The female displays a soft grayish hue on its underside and is predominantly adorned in shades of olive green on the upper part of its body. These delightful avian creatures can be found traversing diverse territories, stretching from Bolivia to certain regions of Brazil, Venezuela, Guyana, Suriname and extending further north to Colombia.
Yellow-bellied individuals can be observed in the central and northwestern regions of Colombia. In the lush forests of the Amazon and Chocó-Magdalena, black-faced dacnis thrive, especially in areas prone to being wet, flooded or swampy. Their diet consists mainly of insects, seeds and berries, but they also like to enjoy juicy fruits. To satisfy their cravings, they diligently seek out the upper levels of the towering trees, which typically rise between 10 and 50 meters above the ground. However, on occasion, they descend gracefully to pluck succulent fruits from nearby bushes.

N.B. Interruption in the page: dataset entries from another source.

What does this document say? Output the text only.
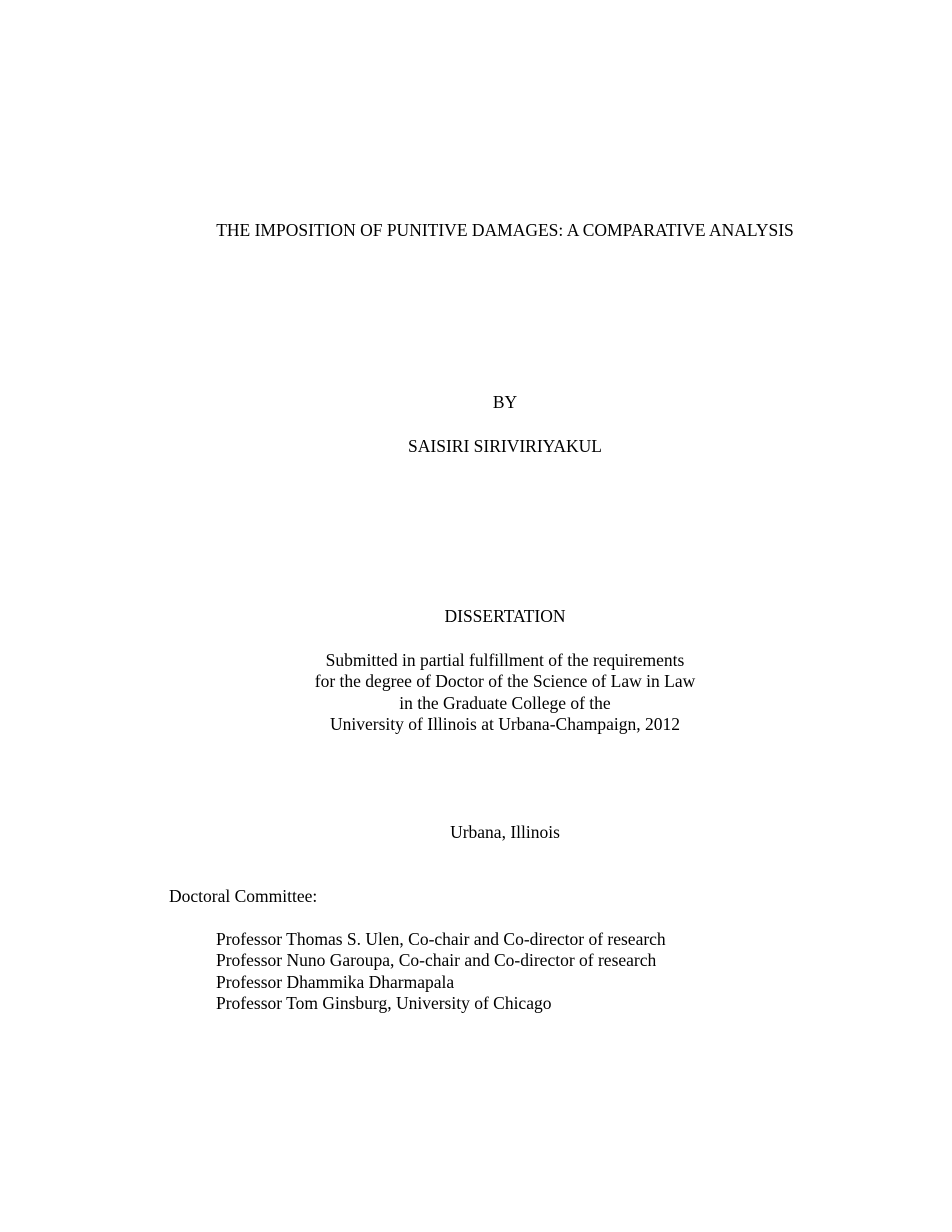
THE IMPOSITION OF PUNITIVE DAMAGES: A COMPARATIVE ANALYSIS
BY
SAISIRI SIRIVIRIYAKUL
DISSERTATION
Submitted in partial fulfillment of the requirements
for the degree of Doctor of the Science of Law in Law
in the Graduate College of the
University of Illinois at Urbana-Champaign, 2012
Urbana, Illinois
Doctoral Committee:
Professor Thomas S. Ulen, Co-chair and Co-director of research
Professor Nuno Garoupa, Co-chair and Co-director of research
Professor Dhammika Dharmapala
Professor Tom Ginsburg, University of Chicago
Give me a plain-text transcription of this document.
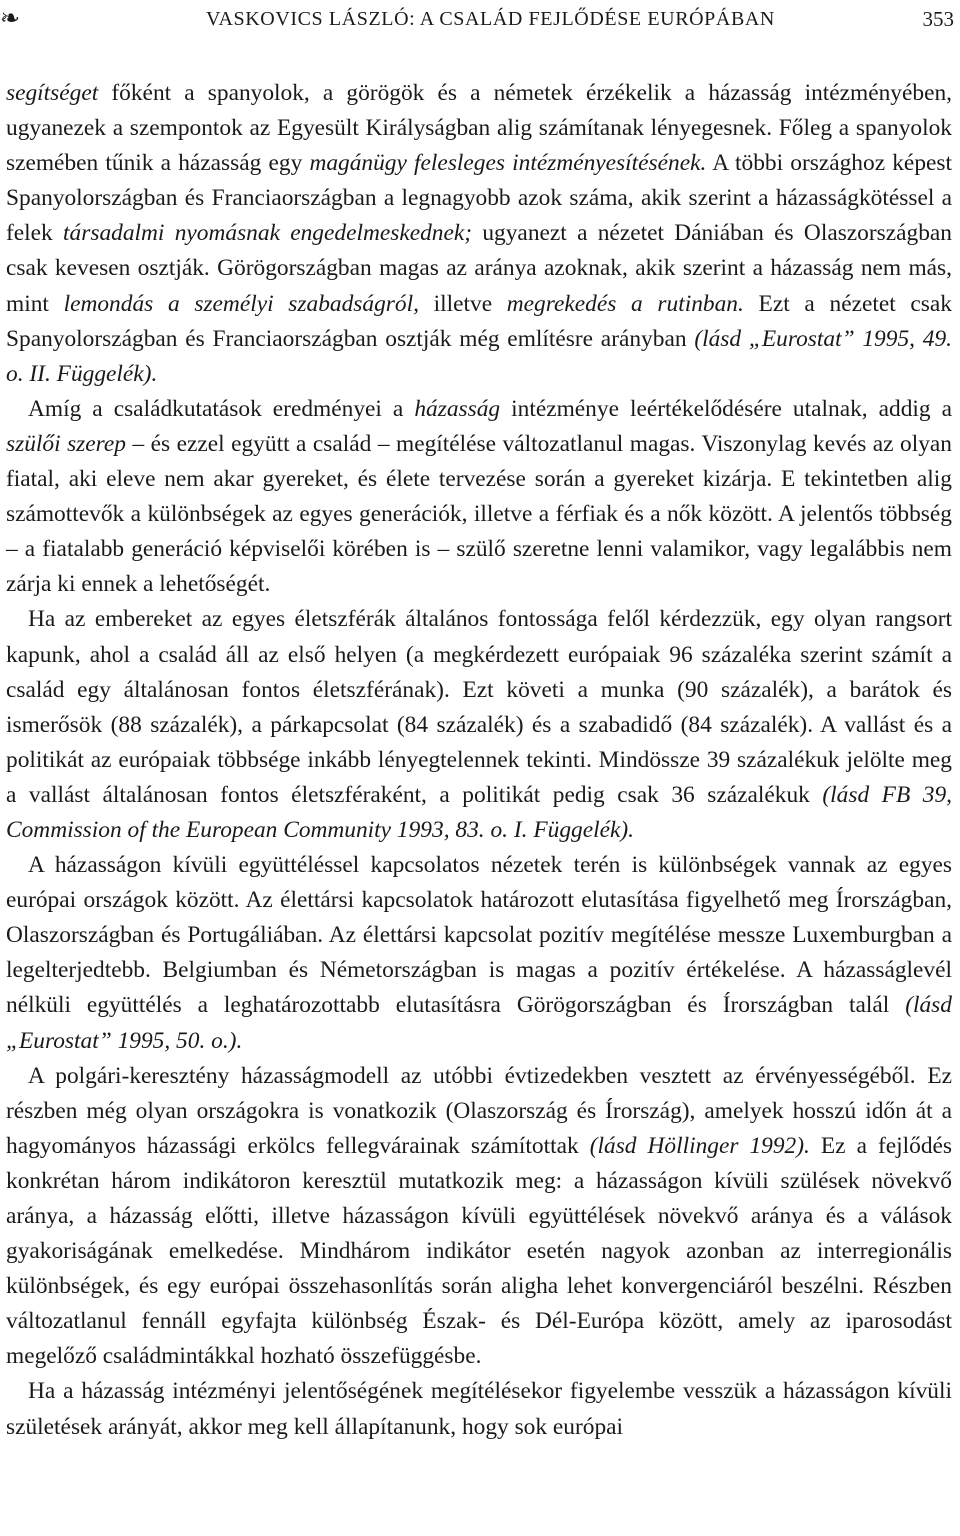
❧	VASKOVICS LÁSZLÓ: A CSALÁD FEJLŐDÉSE EURÓPÁBAN	353

segítséget főként a spanyolok, a görögök és a németek érzékelik a házasság intézményében, ugyanezek a szempontok az Egyesült Királyságban alig számítanak lényegesnek. Főleg a spanyolok szemében tűnik a házasság egy magánügy felesleges intézményesítésének. A többi országhoz képest Spanyolországban és Franciaországban a legnagyobb azok száma, akik szerint a házasságkötéssel a felek társadalmi nyomásnak engedelmeskednek; ugyanezt a nézetet Dániában és Olaszországban csak kevesen osztják. Görögországban magas az aránya azoknak, akik szerint a házasság nem más, mint lemondás a személyi szabadságról, illetve megrekedés a rutinban. Ezt a nézetet csak Spanyolországban és Franciaországban osztják még említésre arányban (lásd „Eurostat” 1995, 49. o. II. Függelék).

Amíg a családkutatások eredményei a házasság intézménye leértékelődésére utalnak, addig a szülői szerep – és ezzel együtt a család – megítélése változatlanul magas. Viszonylag kevés az olyan fiatal, aki eleve nem akar gyereket, és élete tervezése során a gyereket kizárja. E tekintetben alig számottevők a különbségek az egyes generációk, illetve a férfiak és a nők között. A jelentős többség – a fiatalabb generáció képviselői körében is – szülő szeretne lenni valamikor, vagy legalábbis nem zárja ki ennek a lehetőségét.

Ha az embereket az egyes életszférák általános fontossága felől kérdezzük, egy olyan rangsort kapunk, ahol a család áll az első helyen (a megkérdezett európaiak 96 százaléka szerint számít a család egy általánosan fontos életszférának). Ezt követi a munka (90 százalék), a barátok és ismerősök (88 százalék), a párkapcsolat (84 százalék) és a szabadidő (84 százalék). A vallást és a politikát az európaiak többsége inkább lényegtelennek tekinti. Mindössze 39 százalékuk jelölte meg a vallást általánosan fontos életszféraként, a politikát pedig csak 36 százalékuk (lásd FB 39, Commission of the European Community 1993, 83. o. I. Függelék).

A házasságon kívüli együttéléssel kapcsolatos nézetek terén is különbségek vannak az egyes európai országok között. Az élettársi kapcsolatok határozott elutasítása figyelhető meg Írországban, Olaszországban és Portugáliában. Az élettársi kapcsolat pozitív megítélése messze Luxemburgban a legelterjedtebb. Belgiumban és Németországban is magas a pozitív értékelése. A házasságlevél nélküli együttélés a leghatározottabb elutasításra Görögországban és Írországban talál (lásd „Eurostat” 1995, 50. o.).

A polgári-keresztény házasságmodell az utóbbi évtizedekben vesztett az érvényességéből. Ez részben még olyan országokra is vonatkozik (Olaszország és Írország), amelyek hosszú időn át a hagyományos házassági erkölcs fellegvárainak számítottak (lásd Höllinger 1992). Ez a fejlődés konkrétan három indikátoron keresztül mutatkozik meg: a házasságon kívüli szülések növekvő aránya, a házasság előtti, illetve házasságon kívüli együttélések növekvő aránya és a válások gyakoriságának emelkedése. Mindhárom indikátor esetén nagyok azonban az interregionális különbségek, és egy európai összehasonlítás során aligha lehet konvergenciáról beszélni. Részben változatlanul fennáll egyfajta különbség Észak- és Dél-Európa között, amely az iparosodást megelőző családmintákkal hozható összefüggésbe.

Ha a házasság intézményi jelentőségének megítélésekor figyelembe vesszük a házasságon kívüli születések arányát, akkor meg kell állapítanunk, hogy sok európai
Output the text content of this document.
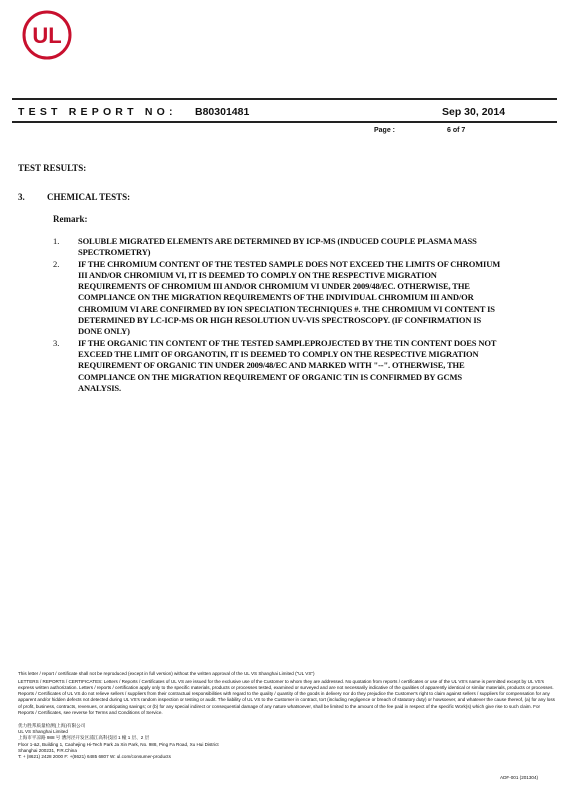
UL
TEST REPORT NO: B80301481	Sep 30, 2014
Page :	6 of 7
TEST RESULTS:
3. CHEMICAL TESTS:
Remark:
1.	SOLUBLE MIGRATED ELEMENTS ARE DETERMINED BY ICP-MS (INDUCED COUPLE PLASMA MASS SPECTROMETRY)
2.	IF THE CHROMIUM CONTENT OF THE TESTED SAMPLE DOES NOT EXCEED THE LIMITS OF CHROMIUM III AND/OR CHROMIUM VI, IT IS DEEMED TO COMPLY ON THE RESPECTIVE MIGRATION REQUIREMENTS OF CHROMIUM III AND/OR CHROMIUM VI UNDER 2009/48/EC. OTHERWISE, THE COMPLIANCE ON THE MIGRATION REQUIREMENTS OF THE INDIVIDUAL CHROMIUM III AND/OR CHROMIUM VI ARE CONFIRMED BY ION SPECIATION TECHNIQUES #. THE CHROMIUM VI CONTENT IS DETERMINED BY LC-ICP-MS OR HIGH RESOLUTION UV-VIS SPECTROSCOPY. (IF CONFIRMATION IS DONE ONLY)
3.	IF THE ORGANIC TIN CONTENT OF THE TESTED SAMPLEPROJECTED BY THE TIN CONTENT DOES NOT EXCEED THE LIMIT OF ORGANOTIN, IT IS DEEMED TO COMPLY ON THE RESPECTIVE MIGRATION REQUIREMENT OF ORGANIC TIN UNDER 2009/48/EC AND MARKED WITH "--". OTHERWISE, THE COMPLIANCE ON THE MIGRATION REQUIREMENT OF ORGANIC TIN IS CONFIRMED BY GCMS ANALYSIS.

This letter / report / certificate shall not be reproduced (except in full version) without the written approval of the UL VS Shanghai Limited ("UL VS")

LETTERS / REPORTS / CERTIFICATES: Letters / Reports / Certificates of UL VS are issued for the exclusive use of the Customer to whom they are addressed. No quotation from reports / certificates or use of the UL VS's name is permitted except by UL VS's express written authorization. Letters / reports / certification apply only to the specific materials, products or processes tested, examined or surveyed and are not necessarily indicative of the qualities of apparently identical or similar materials, products or processes. Reports / Certificates of UL VS do not relieve sellers / suppliers from their contractual responsibilities with regard to the quality / quantity of the goods in delivery nor do they prejudice the Customer's right to claim against sellers / suppliers for compensation for any apparent and/or hidden defects not detected during UL VS's random inspection or testing or audit. The liability of UL VS to the Customer in contract, tort (including negligence or breach of statutory duty) or howsoever, and whatever the cause thereof, (a) for any loss of profit, business, contracts, revenues, or anticipating savings; or (b) for any special indirect or consequential damage of any nature whatsoever, shall be limited to the amount of the fee paid in respect of the specific Work(s) which give rise to such claim. For Reports / Certificates, see reverse for Terms and Conditions of Service.

优力胜邦质量检测(上海)有限公司

UL VS Shanghai Limited

上海市平凉路 988 号 漕河泾开发区浦江高科技园 1 幢 1 层、2 层

Floor 1-&2, Building 1, Caohejing Hi-Tech Park Ja Xin Park, No. 988, Ping Fa Road, Xu Hui District

Shanghai 200231, P.R.China

T: + (8621) 2428 2000 F: +(8621) 6485 6807 W: ul.com/consumer-products

ADF-001 (201304)
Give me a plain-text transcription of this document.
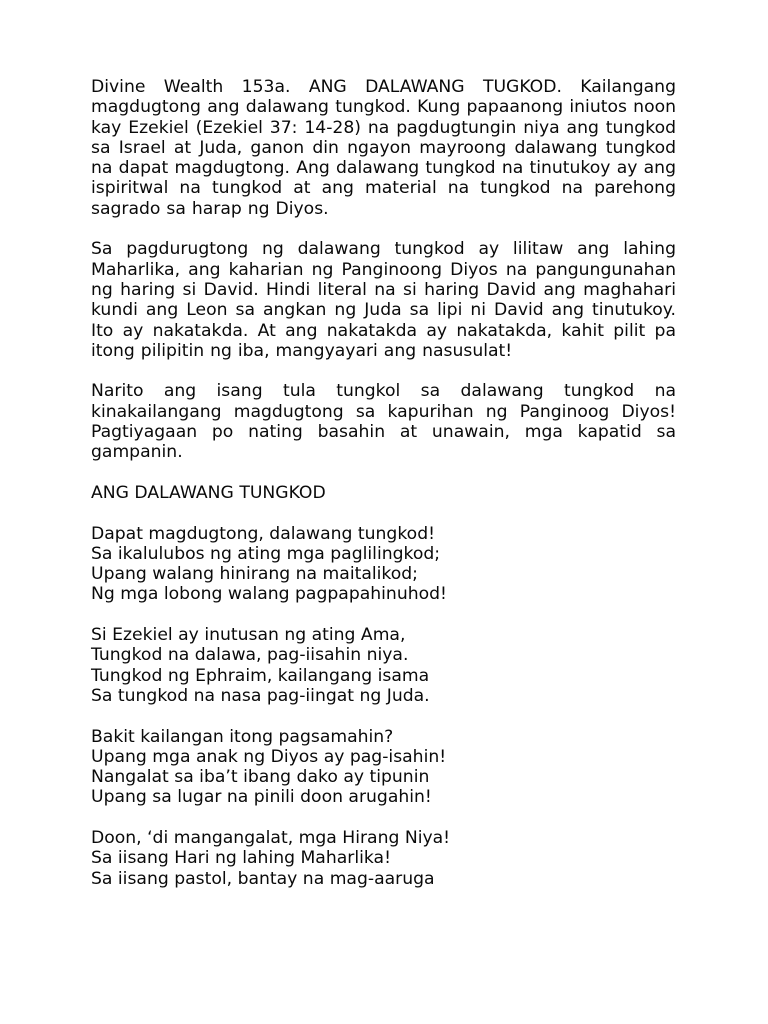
Divine Wealth 153a. ANG DALAWANG TUGKOD. Kailangang magdugtong ang dalawang tungkod. Kung papaanong iniutos noon kay Ezekiel (Ezekiel 37: 14-28) na pagdugtungin niya ang tungkod sa Israel at Juda, ganon din ngayon mayroong dalawang tungkod na dapat magdugtong. Ang dalawang tungkod na tinutukoy ay ang ispiritwal na tungkod at ang material na tungkod na parehong sagrado sa harap ng Diyos.

Sa pagdurugtong ng dalawang tungkod ay lilitaw ang lahing Maharlika, ang kaharian ng Panginoong Diyos na pangungunahan ng haring si David. Hindi literal na si haring David ang maghahari kundi ang Leon sa angkan ng Juda sa lipi ni David ang tinutukoy. Ito ay nakatakda. At ang nakatakda ay nakatakda, kahit pilit pa itong pilipitin ng iba, mangyayari ang nasusulat!

Narito ang isang tula tungkol sa dalawang tungkod na kinakailangang magdugtong sa kapurihan ng Panginoog Diyos! Pagtiyagaan po nating basahin at unawain, mga kapatid sa gampanin.

ANG DALAWANG TUNGKOD

Dapat magdugtong, dalawang tungkod!
Sa ikalulubos ng ating mga paglilingkod;
Upang walang hinirang na maitalikod;
Ng mga lobong walang pagpapahinuhod!
Si Ezekiel ay inutusan ng ating Ama,
Tungkod na dalawa, pag-iisahin niya.
Tungkod ng Ephraim, kailangang isama
Sa tungkod na nasa pag-iingat ng Juda.
Bakit kailangan itong pagsamahin?
Upang mga anak ng Diyos ay pag-isahin!
Nangalat sa iba’t ibang dako ay tipunin
Upang sa lugar na pinili doon arugahin!
Doon, ‘di mangangalat, mga Hirang Niya!
Sa iisang Hari ng lahing Maharlika!
Sa iisang pastol, bantay na mag-aaruga
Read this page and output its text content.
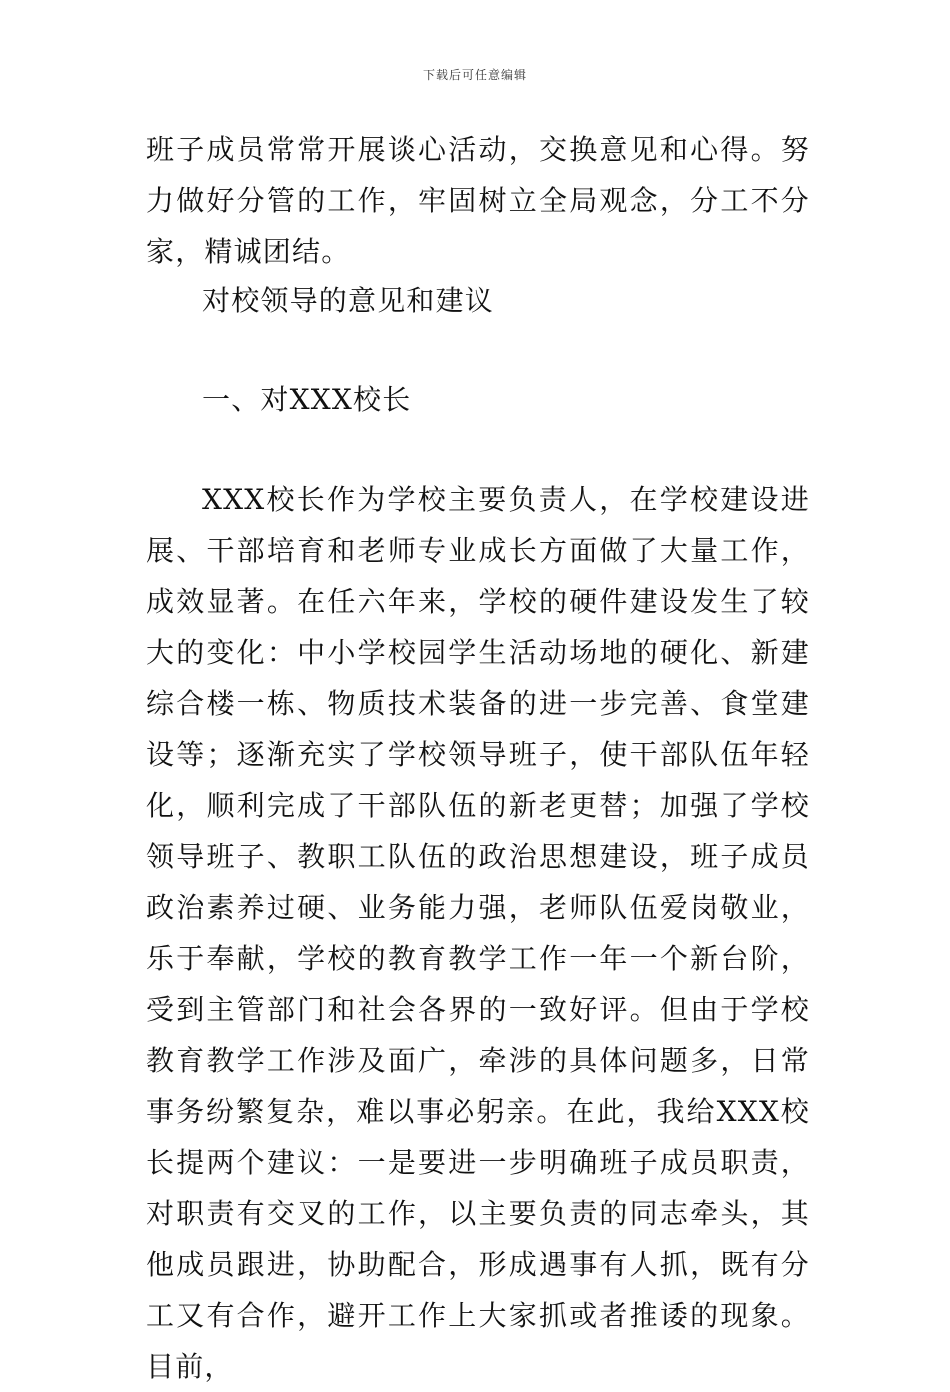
下载后可任意编辑

班子成员常常开展谈心活动，交换意见和心得。努力做好分管的工作，牢固树立全局观念，分工不分家，精诚团结。

对校领导的意见和建议

一、对XXX校长

XXX校长作为学校主要负责人，在学校建设进展、干部培育和老师专业成长方面做了大量工作，成效显著。在任六年来，学校的硬件建设发生了较大的变化：中小学校园学生活动场地的硬化、新建综合楼一栋、物质技术装备的进一步完善、食堂建设等；逐渐充实了学校领导班子，使干部队伍年轻化，顺利完成了干部队伍的新老更替；加强了学校领导班子、教职工队伍的政治思想建设，班子成员政治素养过硬、业务能力强，老师队伍爱岗敬业，乐于奉献，学校的教育教学工作一年一个新台阶，受到主管部门和社会各界的一致好评。但由于学校教育教学工作涉及面广，牵涉的具体问题多，日常事务纷繁复杂，难以事必躬亲。在此，我给XXX校长提两个建议：一是要进一步明确班子成员职责，对职责有交叉的工作，以主要负责的同志牵头，其他成员跟进，协助配合，形成遇事有人抓，既有分工又有合作，避开工作上大家抓或者推诿的现象。目前，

During the mating season, both the male and the female actively collaborate in building their nest. The female takes responsibility for laying three to five eggs, which she takes care of exclusively during the incubation period, while the male makes sure her needs are met. Once the chicks hatch, both parents participate in feeding them until they are able to fly independently.
According to the IUCN Red List, this particular bird species shows no signs of population decline, as it inhabits a wide range, so it does not meet the criteria for a declining population.